Previous work from Leong’s Baby-LINC lab shows that the brainwaves of mothers and babies will synchronize when they communicate. Leong believes the mechanism in this latest study is so effective because it mirrors the way we learn as infants.
“We are activating a mechanism that allows our brain to align to temporal stimuli in our environment, particularly communicative cues like speech, gaze, and gesture that are naturally exchanged during interactions between parents and babies,” Leong explained.
“When adults speak to young children, they use child-directed speech, which is slow and exaggerated. This study suggests that child-directed speech may be a natural way of matching and entraining children’s slower brainwaves to support learning.”

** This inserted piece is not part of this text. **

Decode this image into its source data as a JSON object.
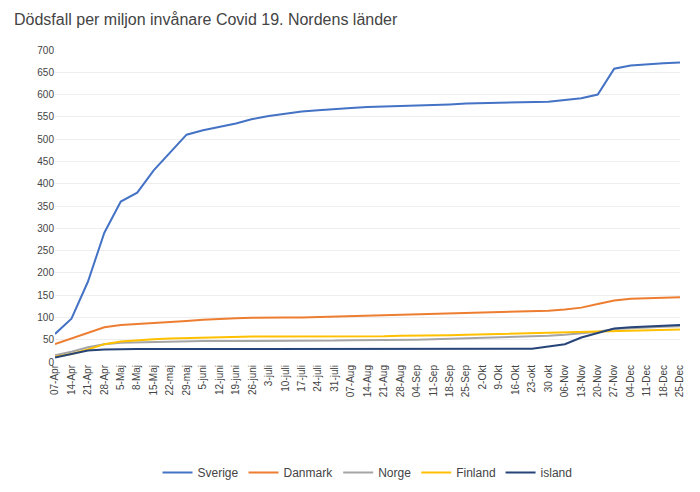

According to the researchers, while the new study focused on visual perception, these mechanisms are likely to be “domain general,” meaning they can be applied to a wide range of tasks and situations, including auditory learning.
They argue that while potential applications for brainwave entrainment may sound like science fiction, they are becoming more feasible. “Whereas our study made use of complex EEG machines, there are now simple headband systems that allow you to gauge brain frequencies quite easily,” Kourtzi explained.
“Children now spend a large portion of their time learning in front of screens. Brainwave rhythms could be used to improve aspects of learning for children who struggle in regular classrooms, possibly due to attention deficits.”
Other early applications of brainwave entrainment to improve learning could include training for professions that require quick learning and decision-making, such as pilots or surgeons. “Virtual reality simulations are now an effective component of training in many professions,” Kourtzi said. “Using pulses that sync with brainwaves in these virtual environments could give new learners an advantage or assist those retraining later in life.”